By: Herald Wire Reports,

Buttermilk-Brined Chicken Breasts

2 cups low-fat buttermilk

1 tablespoon kosher salt

4 1-pound bone-in chicken breasts

1 tablespoon ground cinnamon

1 tablespoon ground cumin

1 tablespoon ground coriander

1 tablespoon sugar

1 tablespoon granulated garlic

1 tablespoon onion powder

1 tablespoon freshly ground black pepper

1 teaspoon ancho chile powder

1 teaspoon chipotle chile powder

1 teaspoon ground ginger

1 teaspoon ground sage

Your favorite sauce for chicken, barbecue or otherwise.

Pour the buttermilk into a large zip-top bag. Add the salt and the chicken breasts. Close the bag and squish the liquid around the chicken breasts. Put in the refrigerator and let sit overnight, turning the bag several times.

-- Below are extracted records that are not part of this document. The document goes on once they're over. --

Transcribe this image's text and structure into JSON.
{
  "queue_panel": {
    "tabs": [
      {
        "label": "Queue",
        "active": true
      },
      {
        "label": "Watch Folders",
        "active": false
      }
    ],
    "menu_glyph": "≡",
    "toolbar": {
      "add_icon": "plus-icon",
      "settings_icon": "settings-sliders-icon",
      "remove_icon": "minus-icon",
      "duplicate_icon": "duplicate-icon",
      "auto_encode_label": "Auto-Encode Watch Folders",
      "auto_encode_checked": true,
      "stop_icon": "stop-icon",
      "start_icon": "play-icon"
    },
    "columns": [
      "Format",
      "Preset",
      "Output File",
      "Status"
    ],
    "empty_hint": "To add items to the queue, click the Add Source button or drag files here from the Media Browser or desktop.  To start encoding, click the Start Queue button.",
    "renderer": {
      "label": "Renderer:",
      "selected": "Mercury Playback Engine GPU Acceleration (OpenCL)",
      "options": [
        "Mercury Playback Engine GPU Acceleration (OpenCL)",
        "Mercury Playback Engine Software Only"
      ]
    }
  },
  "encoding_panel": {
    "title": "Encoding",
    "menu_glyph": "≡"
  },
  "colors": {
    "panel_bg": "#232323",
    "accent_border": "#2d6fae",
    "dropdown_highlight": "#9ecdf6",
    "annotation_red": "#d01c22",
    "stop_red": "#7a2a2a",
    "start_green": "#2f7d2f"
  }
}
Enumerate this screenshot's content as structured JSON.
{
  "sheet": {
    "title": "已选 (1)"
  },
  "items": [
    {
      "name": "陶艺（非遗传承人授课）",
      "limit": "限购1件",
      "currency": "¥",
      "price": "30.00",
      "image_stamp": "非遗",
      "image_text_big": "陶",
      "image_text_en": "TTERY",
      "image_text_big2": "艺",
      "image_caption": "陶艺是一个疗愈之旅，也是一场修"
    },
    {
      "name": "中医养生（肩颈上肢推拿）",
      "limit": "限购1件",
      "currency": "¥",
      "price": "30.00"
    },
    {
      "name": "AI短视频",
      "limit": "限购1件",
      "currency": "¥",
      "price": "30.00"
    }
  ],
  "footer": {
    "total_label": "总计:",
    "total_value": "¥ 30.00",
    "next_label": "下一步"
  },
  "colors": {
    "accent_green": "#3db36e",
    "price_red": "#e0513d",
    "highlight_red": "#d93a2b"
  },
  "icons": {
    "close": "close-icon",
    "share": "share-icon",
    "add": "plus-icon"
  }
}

Combine the 11 herbs and spices in a small container with an airtight lid. You won’t use all of this mixture for this recipe, but use the extra within 6 months.

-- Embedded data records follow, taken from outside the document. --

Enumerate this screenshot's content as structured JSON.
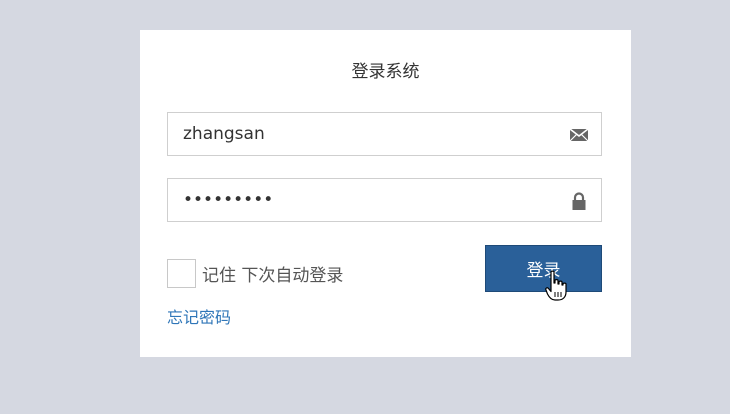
{
  "login_card": {
    "title": "登录系统",
    "username": {
      "value": "zhangsan",
      "icon": "envelope-icon"
    },
    "password": {
      "value": "123456789",
      "icon": "lock-icon"
    },
    "remember_label": "记住 下次自动登录",
    "remember_checked": false,
    "login_button_label": "登录",
    "forgot_password_label": "忘记密码"
  },
  "colors": {
    "background": "#d5d8e1",
    "card": "#ffffff",
    "button": "#2a6099",
    "link": "#2f76b8"
  }
}
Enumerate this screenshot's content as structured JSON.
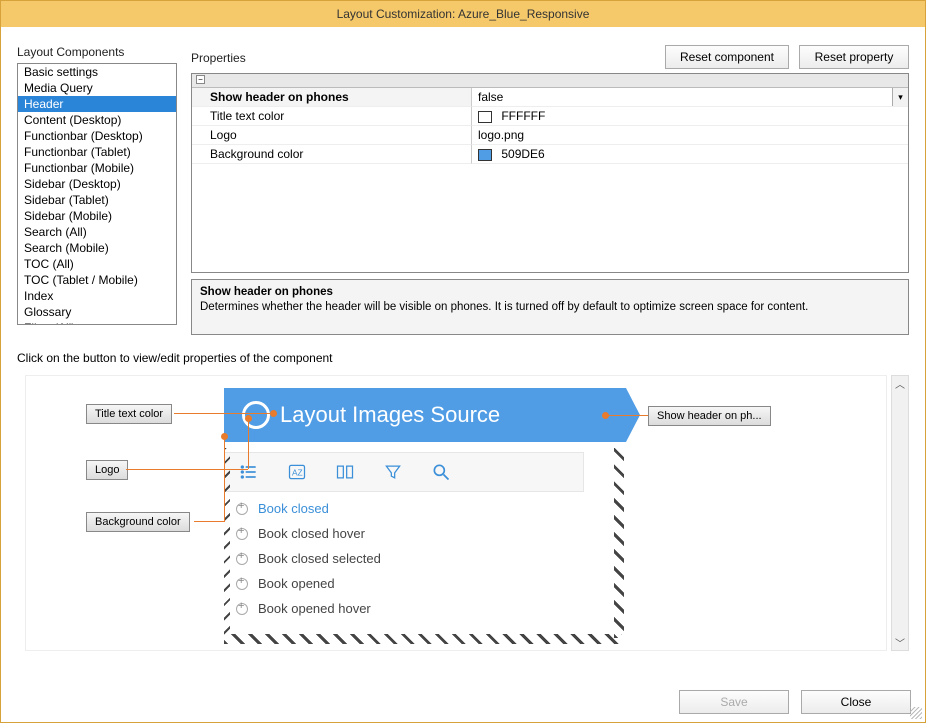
{
  "window": {
    "title": "Layout Customization: Azure_Blue_Responsive"
  },
  "labels": {
    "components": "Layout Components",
    "properties": "Properties",
    "hint": "Click on the button to view/edit properties of the component"
  },
  "buttons": {
    "reset_component": "Reset component",
    "reset_property": "Reset property",
    "save": "Save",
    "close": "Close"
  },
  "components": {
    "selected_index": 2,
    "items": [
      "Basic settings",
      "Media Query",
      "Header",
      "Content (Desktop)",
      "Functionbar (Desktop)",
      "Functionbar (Tablet)",
      "Functionbar (Mobile)",
      "Sidebar (Desktop)",
      "Sidebar (Tablet)",
      "Sidebar (Mobile)",
      "Search (All)",
      "Search (Mobile)",
      "TOC (All)",
      "TOC (Tablet / Mobile)",
      "Index",
      "Glossary",
      "Filter (All)"
    ]
  },
  "props": {
    "show_header_phones": {
      "name": "Show header on phones",
      "value": "false"
    },
    "title_color": {
      "name": "Title text color",
      "value": "FFFFFF",
      "swatch": "#FFFFFF"
    },
    "logo": {
      "name": "Logo",
      "value": "logo.png"
    },
    "bg_color": {
      "name": "Background color",
      "value": "509DE6",
      "swatch": "#509DE6"
    }
  },
  "description": {
    "title": "Show header on phones",
    "body": "Determines whether the header will be visible on phones. It is turned off by default to optimize screen space for content."
  },
  "callouts": {
    "title_color": "Title text color",
    "logo": "Logo",
    "bg_color": "Background color",
    "show_header": "Show header on ph..."
  },
  "preview": {
    "banner_text": "Layout Images Source",
    "toc": [
      "Book closed",
      "Book closed hover",
      "Book closed selected",
      "Book opened",
      "Book opened hover"
    ]
  }
}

Oil the grill racks. Preheat your grill using all burners set on high and with the lid closed for 10 to 12 minutes.

When the grill is hot, cut off the center or back burner and adjust your heat to medium-high.

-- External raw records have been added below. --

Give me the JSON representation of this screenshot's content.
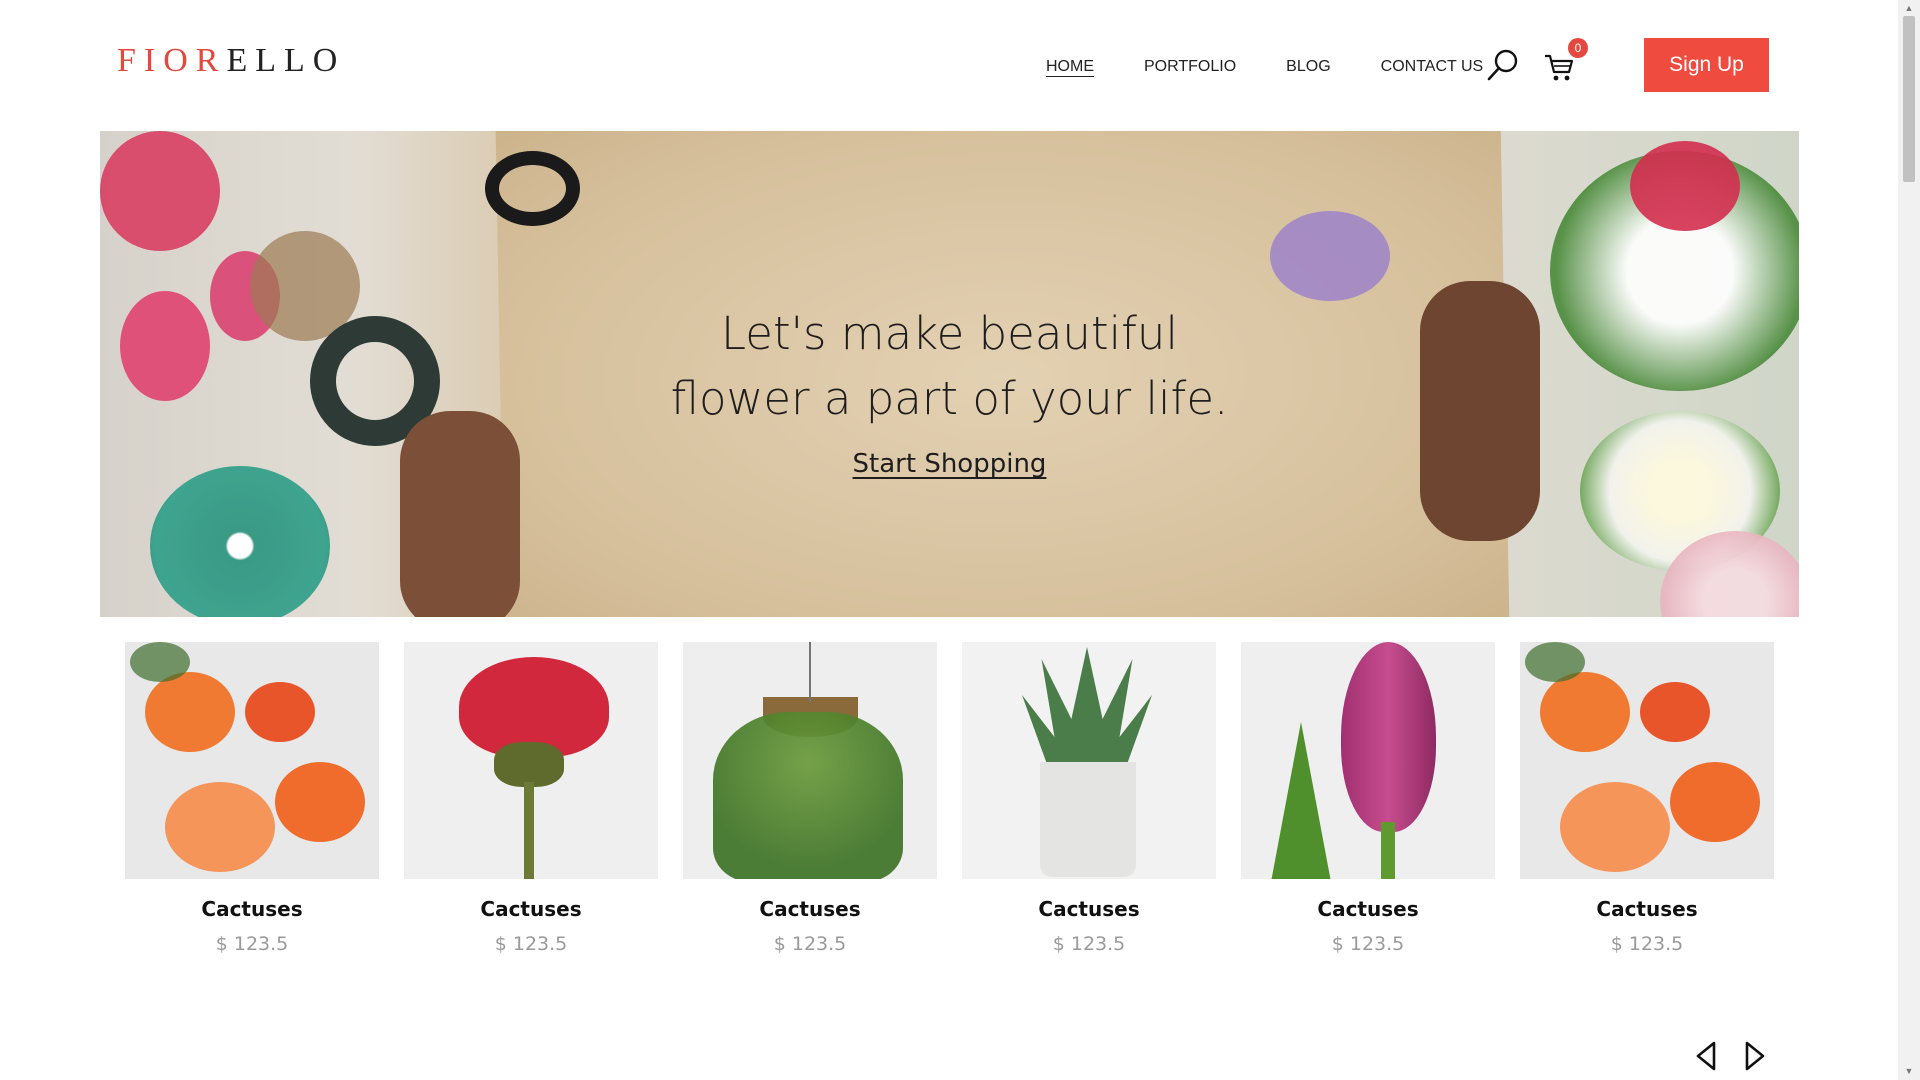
{
  "brand": {
    "logo_accent": "FIOR",
    "logo_rest": "ELLO",
    "accent_color": "#e4493f"
  },
  "nav": {
    "items": [
      {
        "label": "HOME",
        "active": true
      },
      {
        "label": "PORTFOLIO",
        "active": false
      },
      {
        "label": "BLOG",
        "active": false
      },
      {
        "label": "CONTACT US",
        "active": false
      }
    ]
  },
  "header": {
    "cart_count": "0",
    "signup_label": "Sign Up",
    "search_icon": "search-icon",
    "cart_icon": "cart-icon"
  },
  "hero": {
    "title_line1": "Let's make beautiful",
    "title_line2": "flower a part of your life.",
    "cta": "Start Shopping"
  },
  "products": [
    {
      "name": "Cactuses",
      "price": "$ 123.5",
      "image": "orange-roses"
    },
    {
      "name": "Cactuses",
      "price": "$ 123.5",
      "image": "red-rose"
    },
    {
      "name": "Cactuses",
      "price": "$ 123.5",
      "image": "hanging-fern"
    },
    {
      "name": "Cactuses",
      "price": "$ 123.5",
      "image": "aloe-pot"
    },
    {
      "name": "Cactuses",
      "price": "$ 123.5",
      "image": "pink-tulip"
    },
    {
      "name": "Cactuses",
      "price": "$ 123.5",
      "image": "orange-roses"
    }
  ],
  "carousel": {
    "prev_icon": "chevron-left-icon",
    "next_icon": "chevron-right-icon"
  }
}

Remove the breasts from the bag and discard the brine. Pat the breasts dry and then sprinkle about a tablespoon of the rub on each breast, gently messaging the rub into the meat.

Place the chicken breasts, skin down, over the direct heat section of your grill, close the lid and cook for 3 to 4 minutes or until nicely seared. Turn and sear the other side for 3 to 4 minutes. Move the chicken breasts to the indirect area, cut your burners to medium, and close the lid.

You want to maintain about a 325-degree temperature. Grill-roast for about 45 minutes or until an instant-read thermometer reads 170 degrees in the thickest portion of the breast.

During the last 5 minutes, glaze the chicken with your choice of sauce on the skin side only. Remove the breasts from the grill to a platter and let rest for 5 minutes. Serve.

Yield: Serves 4.

Jamaican Jerk Chicken

¾ pound boneless, skinless chicken breast

1 tablespoon jerk seasoning

2 teaspoons canola oil

Remove visible fat from chicken. Sprinkle chicken with jerk seasoning, pressing it into the flesh. Heat oil in a nonstick skillet over medium-high heat. Add chicken and saute 5 minutes. Turn and saute 4 to 5 minutes. A meat thermometer should read 165 degrees.

Yield: Serves 2.

Approximate nutritional analysis per serving: 234 calories (26 percent from fat), 6.7 grams fat (0.9 grams saturated, 3.4 grams monounsaturated), 96 milligrams cholesterol, 39.7 grams protein, 2.0 grams carbohydrates, 0.9 grams fiber, 110 milligrams sodium.

Pigeon Peas and Rice

2 teaspoons canola oil

¼ cup diced/chopped onion

1 teaspoon minced garlic

3 tablespoons tomato sauce

1 cup rinsed and drained pigeon peas

½ cup long-grain white rice

1 cup water

2 tablespoons chopped parsley (optional)

Salt and fresh ground black pepper

Heat oil in a saucepan over medium high heat. Add onion and saute 1 to 2 minutes. Add garlic and tomato sauce and mix well. Add the peas, rice and water. Bring to a simmer, cover and cook 15 minutes. Rice will be cooked and the liquid absorbed.

Yield: Serves 2.

Approximate nutritional analysis per serving: 333 calories (14 percent from fat), 5.3 grams fat (0.5 grams saturated, 3 grams monounsaturated), no cholesterol, 9.8 grams protein, 61.6 grams carbohydrates, 7.2 grams fiber, 13 milligrams sodium.